After that, Chaiporn was invited to work as a translator for a non-profit organisation that nurses homeless people, Baan Mit Maitri. He got a chance to pick up where he left off as a charitable man, resolutely insisting he would not accept a salary, or even free meals. He reasoned that his monthly 9,000 baht pension was more than enough for his humble lifestyle.

This year, the organisation Chaiporn works for nominated him for a Prachabodhi Award, which honours people who have carried out good deeds. It later resulted in the shabbily dressed old man putting on a suit for the first time in a long time to attend the award reception ceremony held at Prince Palace Hotel.
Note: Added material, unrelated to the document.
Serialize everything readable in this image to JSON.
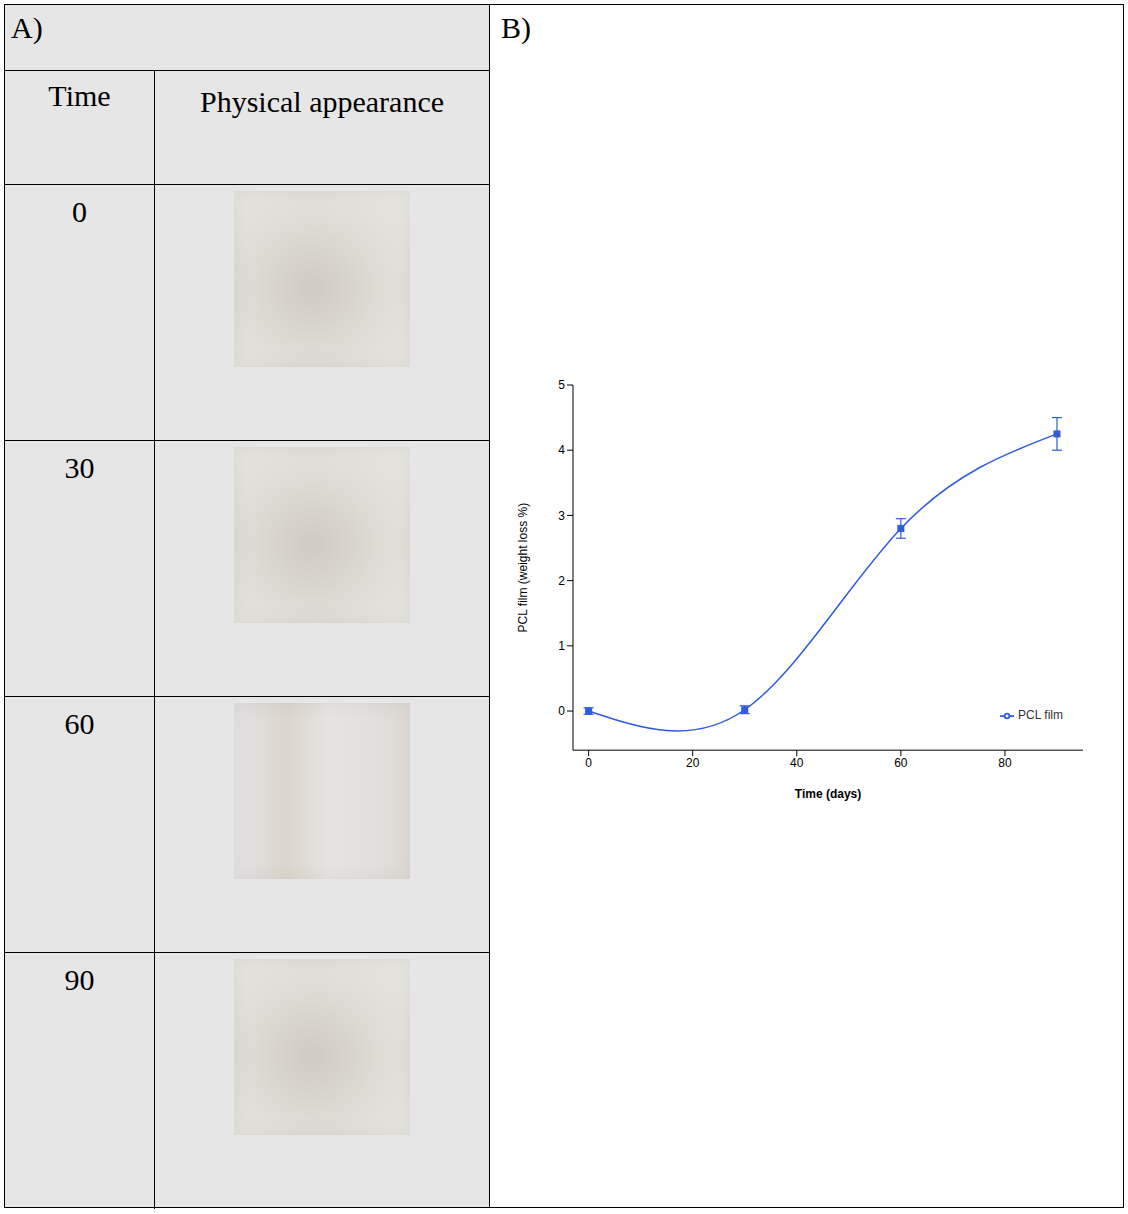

When not working, he is always out and about travelling around the city to his favourite haunts — usually public libraries — and comes “home” to have a good night’s sleep at Ratchadamnoen at the end of the day.

Chaiporn looks in fine fettle for his 80s but he might only have months to live due to recently being diagnosed with stagefour metastatic prostate cancer. Always hanging on his neck is a card that shows a picture of him in a graduation gown.

“I hang a ridiculous thing on my neck like this to show who I am,” he said, smiling. “If I don’t show it, they will assume I am a beggar, which I am not, apparently.”